Unveiling Extramedullary Myeloma Immune Microenvironment: A Systematic Review
by
, , , and
Kassiani Boulogeorgou
1,
Maria Papaioannou
2,
Sofia Chatzileontiadou
2,
Elisavet Georgiou
3,
Amalia Fola
2,
Sofia-Eleni Tzorakoleftheraki
1,
Evdoxia Hatjiharissi
2,† and
Triantafyllia Koletsa
1,*,† 1
Department of Pathology, School of Medicine, Aristotle University of Thessaloniki, University Campus, 54124 Thessaloniki, Greece
2
Hematology Unit, 1st Department of Internal Medicine, Aristotle University of Thessaloniki, 54124 Thessaloniki, Greece
3
Department of Biological Chemistry, School of Medicine, Aristotle University of Thessaloniki, 54124 Thessaloniki, Greece
*
Author to whom correspondence should be addressed.
†
These authors contributed equally to this work.

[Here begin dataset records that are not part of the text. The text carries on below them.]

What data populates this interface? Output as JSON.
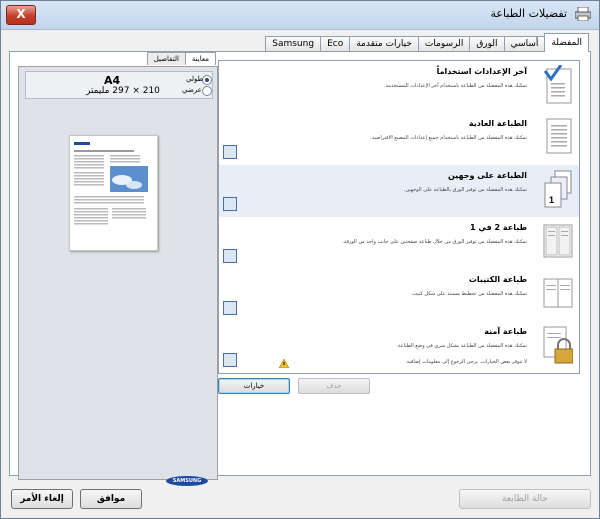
{
  "window": {
    "title": "تفضيلات الطباعة",
    "close_label": "X"
  },
  "tabs": [
    "المفضلة",
    "أساسي",
    "الورق",
    "الرسومات",
    "خيارات متقدمة",
    "Eco",
    "Samsung"
  ],
  "preview": {
    "tabs": [
      "معاينة",
      "التفاصيل"
    ],
    "paper_name": "A4",
    "paper_size": "210 × 297 مليمتر",
    "orientation_options": [
      "طولي",
      "عرضي"
    ],
    "brand": "SAMSUNG"
  },
  "favorites": [
    {
      "title": "آخر الإعدادات استخداماً",
      "desc": "تمكنك هذه المفضلة من الطباعة باستخدام آخر الإعدادات المستخدمة."
    },
    {
      "title": "الطباعة العادية",
      "desc": "تمكنك هذه المفضلة من الطباعة باستخدام جميع إعدادات المصنع الافتراضية."
    },
    {
      "title": "الطباعة على وجهين",
      "desc": "تمكنك هذه المفضلة من توفير الورق بالطباعة على الوجهين."
    },
    {
      "title": "طباعة 2 في 1",
      "desc": "تمكنك هذه المفضلة من توفير الورق من خلال طباعة صفحتين على جانب واحد من الورقة."
    },
    {
      "title": "طباعة الكتيبات",
      "desc": "تمكنك هذه المفضلة من تخطيط مستند على شكل كتيب."
    },
    {
      "title": "طباعة آمنة",
      "desc": "تمكنك هذه المفضلة من الطباعة بشكل سري في وضع الطباعة.",
      "warning": "لا تتوفر بعض الخيارات. يرجى الرجوع إلى معلومات إضافية."
    }
  ],
  "buttons": {
    "options": "خيارات",
    "delete": "حذف",
    "ok": "موافق",
    "cancel": "إلغاء الأمر",
    "printer_status": "حالة الطابعة"
  }
}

Cancers 2025, 17(7), 1081; https://doi.org/10.3390/cancers17071081
Submission received: 31 January 2025
/
Revised: 1 March 2025
/
Accepted: 21 March 2025
/
Published: 24 March 2025
(This article belongs to the Special Issue Multiple Myeloma—Biology, Diagnosis, Treatment and Prognosis (2nd Edition))
Simple Summary
Extramedullary disease (EMD) is an advanced-stage disease and is typically characterized by poor clinical outcome. Numerous therapeutic strategies have been applied at times, with insufficient results so far. The current systematic review investigates the composition of the immune microenvironment (IME) at EMD sites and its possible differences between medullary and extramedullary milieu. Six studies meeting our inclusion criteria were analyzed and highlighted the establishment of an immunosuppressive state across the extramedullary niche. A profound spatial and temporal heterogeneity of IME was reported and possibly correlated with defined genetic instability at EMD. Differences were noted between medullary disease and EMD concerning both molecular and microenvironment findings. IME synthesis endured also post-therapy alterations concerning mostly the percentages of T-regulatory cells (Tregs) and Myeloid-derived suppressor cells (MDSCs). Grasping the heterogeneity of IME provides strategic avenues for tailored therapeutic options in EMD.
Abstract
Background/Objectives: In recent years, efforts by the scientific community to elucidate the underlying mechanisms of clonal expansion and selection within tumors have led to the theory of “tumor ecosystems”, implicating, among other factors, the role of the microenvironment in therapy resistance and tumor progression. In this context, the contribution of the microenvironment in the development of multiple myeloma (MM) is being investigated, imparting great emphasis on continuous clonal evolution. This process gives rise to aggressive clones with the potential to spread to extramedullary sites, rendering any treatment strategy practically ineffective. This systematic review aimed to gather knowledge about the immune microenvironment (IME) of extramedullary plasma cell myeloma and the differences in immune synthesis between medullary and extramedullary disease (EMD). Methods: A search strategy according to PRISMA guidelines was conducted in seven databases, and six articles meeting the inclusion criteria were encompassed in the study. Results: Results obtained from molecular analysis as well as flow cytometry and immunofluorescence indicated profound genetic instability at EMD sites along with spatial and temporal heterogeneity of the IME, implying a possible correlation between them. Both genetic and microenvironment variability were notably greater in EMD compared to medullary disease. The establishment of an immunosuppressive microenvironment was the rule, with exhausted CD8+ and natural killer (NK) cells, M2 macrophages, and inactivated dendritic cells found co-localized with neoplastic plasma cells, whereas cytotoxic CD8+ cells, M1 macrophages, and active dendritic cells congregated in tumor-free areas. Post-therapy alterations in the immune milieu were also noted and were concerned mostly the percentages of Tregs and MDSCs. Conclusions: The recognition of the microenvironment-myeloma cell interplay is essential for designing specific therapeutic strategies and ameliorating disease prognosis.